In the given exercises use the given sets of points to find:

(a) A nonzero vector N perpendicular to the plane determined by the points.

(b) Two unit vectors perpendicular to the plane determined by the points.

(c) The area of the triangle determined by the points.

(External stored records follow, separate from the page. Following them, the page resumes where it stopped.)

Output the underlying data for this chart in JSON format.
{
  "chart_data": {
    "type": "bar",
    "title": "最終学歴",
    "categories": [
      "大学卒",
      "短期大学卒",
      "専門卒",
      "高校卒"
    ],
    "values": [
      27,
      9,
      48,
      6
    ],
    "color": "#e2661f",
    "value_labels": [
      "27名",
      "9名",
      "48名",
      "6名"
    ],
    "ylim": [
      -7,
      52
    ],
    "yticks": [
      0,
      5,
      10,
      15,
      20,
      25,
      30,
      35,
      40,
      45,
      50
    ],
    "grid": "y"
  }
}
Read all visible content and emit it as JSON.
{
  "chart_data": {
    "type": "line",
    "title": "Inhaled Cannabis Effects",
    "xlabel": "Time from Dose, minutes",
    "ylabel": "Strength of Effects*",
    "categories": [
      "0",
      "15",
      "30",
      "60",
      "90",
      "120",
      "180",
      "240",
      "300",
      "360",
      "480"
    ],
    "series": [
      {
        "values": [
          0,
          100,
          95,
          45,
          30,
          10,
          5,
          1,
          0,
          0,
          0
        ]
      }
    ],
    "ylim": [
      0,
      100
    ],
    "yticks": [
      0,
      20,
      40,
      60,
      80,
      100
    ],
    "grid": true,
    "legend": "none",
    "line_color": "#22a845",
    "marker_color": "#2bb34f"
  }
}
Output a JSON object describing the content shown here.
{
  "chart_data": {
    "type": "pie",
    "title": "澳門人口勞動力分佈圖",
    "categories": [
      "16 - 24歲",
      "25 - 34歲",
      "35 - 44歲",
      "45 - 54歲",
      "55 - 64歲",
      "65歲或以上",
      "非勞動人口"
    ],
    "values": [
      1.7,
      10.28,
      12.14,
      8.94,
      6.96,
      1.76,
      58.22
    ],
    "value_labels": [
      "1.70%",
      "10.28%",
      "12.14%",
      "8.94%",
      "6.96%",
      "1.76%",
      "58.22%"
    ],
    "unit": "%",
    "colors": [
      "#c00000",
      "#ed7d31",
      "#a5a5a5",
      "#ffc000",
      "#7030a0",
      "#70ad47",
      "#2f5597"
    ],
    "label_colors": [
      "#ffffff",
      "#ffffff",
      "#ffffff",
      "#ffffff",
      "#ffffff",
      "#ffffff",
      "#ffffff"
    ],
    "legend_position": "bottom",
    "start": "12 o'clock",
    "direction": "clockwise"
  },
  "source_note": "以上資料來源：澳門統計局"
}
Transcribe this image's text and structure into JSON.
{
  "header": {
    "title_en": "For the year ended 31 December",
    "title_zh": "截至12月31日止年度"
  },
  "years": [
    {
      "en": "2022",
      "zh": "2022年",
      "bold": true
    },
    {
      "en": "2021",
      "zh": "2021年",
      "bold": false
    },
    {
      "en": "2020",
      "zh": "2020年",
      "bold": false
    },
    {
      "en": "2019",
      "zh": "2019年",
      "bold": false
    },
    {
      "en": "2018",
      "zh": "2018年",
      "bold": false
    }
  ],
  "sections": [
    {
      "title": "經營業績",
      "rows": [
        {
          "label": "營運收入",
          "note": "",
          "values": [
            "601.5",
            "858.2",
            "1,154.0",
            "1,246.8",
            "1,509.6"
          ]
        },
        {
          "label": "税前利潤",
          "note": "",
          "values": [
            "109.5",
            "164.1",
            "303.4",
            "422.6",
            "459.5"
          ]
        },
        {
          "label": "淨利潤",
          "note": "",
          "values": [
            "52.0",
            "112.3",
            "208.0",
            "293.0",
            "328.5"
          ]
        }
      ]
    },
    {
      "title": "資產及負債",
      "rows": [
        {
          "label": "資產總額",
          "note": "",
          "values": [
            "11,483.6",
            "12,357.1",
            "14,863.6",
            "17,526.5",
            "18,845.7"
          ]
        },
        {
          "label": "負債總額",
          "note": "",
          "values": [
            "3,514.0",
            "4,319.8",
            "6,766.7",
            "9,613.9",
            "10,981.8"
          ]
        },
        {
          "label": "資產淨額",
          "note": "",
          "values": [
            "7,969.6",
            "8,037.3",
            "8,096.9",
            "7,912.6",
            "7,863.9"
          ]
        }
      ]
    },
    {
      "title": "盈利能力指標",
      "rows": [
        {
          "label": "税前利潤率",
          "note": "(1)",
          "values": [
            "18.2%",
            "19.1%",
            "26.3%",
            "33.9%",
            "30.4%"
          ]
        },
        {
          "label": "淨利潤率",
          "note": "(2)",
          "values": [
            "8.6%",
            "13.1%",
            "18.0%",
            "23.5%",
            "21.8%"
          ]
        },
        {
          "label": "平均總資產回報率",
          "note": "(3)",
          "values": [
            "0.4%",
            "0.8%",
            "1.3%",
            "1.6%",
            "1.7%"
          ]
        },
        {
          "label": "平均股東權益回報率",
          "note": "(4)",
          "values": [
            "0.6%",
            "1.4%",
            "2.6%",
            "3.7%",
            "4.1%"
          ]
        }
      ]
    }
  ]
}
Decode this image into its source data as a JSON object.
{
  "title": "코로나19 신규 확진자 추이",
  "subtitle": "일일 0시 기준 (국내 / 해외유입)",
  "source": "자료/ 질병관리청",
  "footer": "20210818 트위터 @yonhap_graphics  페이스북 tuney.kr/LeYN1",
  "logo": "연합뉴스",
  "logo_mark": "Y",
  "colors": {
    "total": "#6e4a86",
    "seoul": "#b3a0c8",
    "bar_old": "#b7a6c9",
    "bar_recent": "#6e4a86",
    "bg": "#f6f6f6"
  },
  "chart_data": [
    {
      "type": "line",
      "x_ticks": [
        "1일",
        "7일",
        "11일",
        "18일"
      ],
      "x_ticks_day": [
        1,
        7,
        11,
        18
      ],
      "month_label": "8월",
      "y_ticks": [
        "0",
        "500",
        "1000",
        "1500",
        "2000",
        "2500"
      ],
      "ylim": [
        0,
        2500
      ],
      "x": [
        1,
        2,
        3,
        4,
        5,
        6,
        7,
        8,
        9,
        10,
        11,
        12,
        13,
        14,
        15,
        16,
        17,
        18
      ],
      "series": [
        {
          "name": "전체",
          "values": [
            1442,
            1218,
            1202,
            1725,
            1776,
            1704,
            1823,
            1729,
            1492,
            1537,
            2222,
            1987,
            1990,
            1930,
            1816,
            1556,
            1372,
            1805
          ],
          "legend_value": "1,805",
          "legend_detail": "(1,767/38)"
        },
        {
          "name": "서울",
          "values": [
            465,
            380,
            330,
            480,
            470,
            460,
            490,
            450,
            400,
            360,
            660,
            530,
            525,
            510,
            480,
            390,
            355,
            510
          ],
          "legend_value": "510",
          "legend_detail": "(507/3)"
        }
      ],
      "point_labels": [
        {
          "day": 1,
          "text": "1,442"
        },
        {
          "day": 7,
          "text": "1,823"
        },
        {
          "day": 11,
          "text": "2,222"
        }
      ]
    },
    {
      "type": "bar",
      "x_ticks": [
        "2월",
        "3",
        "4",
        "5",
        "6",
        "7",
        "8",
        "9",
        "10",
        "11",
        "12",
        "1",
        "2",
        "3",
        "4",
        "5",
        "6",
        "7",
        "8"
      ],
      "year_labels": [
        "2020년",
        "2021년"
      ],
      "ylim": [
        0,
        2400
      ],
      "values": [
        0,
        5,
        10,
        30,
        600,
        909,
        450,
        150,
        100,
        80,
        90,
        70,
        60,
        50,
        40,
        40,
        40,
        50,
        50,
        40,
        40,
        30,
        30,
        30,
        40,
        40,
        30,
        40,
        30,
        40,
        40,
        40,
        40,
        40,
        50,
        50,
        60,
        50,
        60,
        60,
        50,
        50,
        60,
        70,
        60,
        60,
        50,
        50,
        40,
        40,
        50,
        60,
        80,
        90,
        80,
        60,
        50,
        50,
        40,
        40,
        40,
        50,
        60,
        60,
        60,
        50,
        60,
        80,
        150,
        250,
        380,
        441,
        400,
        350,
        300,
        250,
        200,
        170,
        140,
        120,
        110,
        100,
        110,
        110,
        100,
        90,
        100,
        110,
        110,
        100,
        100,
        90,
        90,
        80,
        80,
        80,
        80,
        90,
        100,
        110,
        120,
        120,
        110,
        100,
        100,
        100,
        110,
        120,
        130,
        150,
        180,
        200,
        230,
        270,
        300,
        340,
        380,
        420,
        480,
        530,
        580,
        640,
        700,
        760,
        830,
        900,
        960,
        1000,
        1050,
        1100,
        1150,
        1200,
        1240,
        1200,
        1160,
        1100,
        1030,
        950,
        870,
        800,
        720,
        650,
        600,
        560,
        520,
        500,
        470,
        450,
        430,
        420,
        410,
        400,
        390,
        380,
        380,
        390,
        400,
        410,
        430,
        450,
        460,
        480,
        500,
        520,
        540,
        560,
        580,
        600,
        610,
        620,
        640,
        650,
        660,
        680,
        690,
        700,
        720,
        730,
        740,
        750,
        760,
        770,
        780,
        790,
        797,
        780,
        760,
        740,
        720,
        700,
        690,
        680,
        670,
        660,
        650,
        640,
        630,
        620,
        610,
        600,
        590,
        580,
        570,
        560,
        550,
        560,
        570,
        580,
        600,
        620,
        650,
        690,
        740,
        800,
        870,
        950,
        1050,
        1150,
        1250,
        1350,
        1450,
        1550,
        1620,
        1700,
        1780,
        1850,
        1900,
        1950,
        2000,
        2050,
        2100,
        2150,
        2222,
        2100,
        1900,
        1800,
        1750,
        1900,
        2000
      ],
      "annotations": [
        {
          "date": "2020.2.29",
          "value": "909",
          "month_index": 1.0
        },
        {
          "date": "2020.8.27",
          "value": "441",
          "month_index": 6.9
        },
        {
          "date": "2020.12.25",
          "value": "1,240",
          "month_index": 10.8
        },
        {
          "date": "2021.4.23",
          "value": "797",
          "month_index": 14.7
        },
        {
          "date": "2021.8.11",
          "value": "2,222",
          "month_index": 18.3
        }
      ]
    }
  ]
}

The given points are $P(1, 6), Q(0,-3), R(-5, 4)$

We have $P(1, 6), Q(0,-3), R(-5, 4)$

Now,

$$\begin{gathered} \overrightarrow{PQ}=(0-1,-3-6,0-0)=(-1,-9,0) \\ \overrightarrow{PR}=(-5-1,4-6,0-0)=(-6,-2,0) \end{gathered}$$

$$\begin{gathered} \overrightarrow{PQ}\times \overrightarrow{PR}=\left|\begin{array}{ccc}i& j& k\\ -1& -9& 0\\ -6& -2& 0\end{array}\right| \\ \overrightarrow{PQ}\times \overrightarrow{PR}=i\left|\begin{array}{cc}-9& 0\\ -2& 0\end{array}\right|-j\left|\begin{array}{cc}-1& 0\\ -6& 0\end{array}\right|+k\left|\begin{array}{cc}-1& -9\\ -6& -2\end{array}\right| \\ \overrightarrow{PQ}\times \overrightarrow{PR}=i\left\{\right(-9)\times 0-0\times (-2\left)\right\}-j\left\{\right(-1)\times 0-0\times (-6\left)\right\}+k\left\{\right(-1)\times (-2)-(-9)\times (-6\left)\right\} \\ \overrightarrow{PQ}\times \overrightarrow{PR}=i(0-0)-j(0-0)+k(2-54) \\ \overrightarrow{PQ}\times \overrightarrow{PR}=-52k \end{gathered}$$

So,

$$\begin{gathered} ||\overrightarrow{PQ}\times \overrightarrow{PR}||=\sqrt{{\left(0\right)}^2+{\left(0\right)}^2+{(-52)}^2} \\ ||\overrightarrow{PQ}\times \overrightarrow{PR}||=\pm 52 \end{gathered}$$

Required vector 

$$\begin{gathered} \frac{\overrightarrow{PQ}\times \overrightarrow{PR}}{||\overrightarrow{PQ}\times \overrightarrow{PR}||}=\frac{-52k}{\pm 52} \\ \frac{\overrightarrow{PQ}\times \overrightarrow{PR}}{||\overrightarrow{PQ}\times \overrightarrow{PR}||}=\pm k \end{gathered}$$

$$\begin{gathered} \mathrm{Area} ∆ABC=\frac{1}{2}||\overrightarrow{PQ}\times \overrightarrow{PR}|| \\ \mathrm{Area} ∆ABC=\frac{1}{2}||-52|| \\ \mathrm{Area} ∆ABC=\frac{1}{2}\times 52 \\ \mathrm{Area} ∆ABC=26 \end{gathered}$$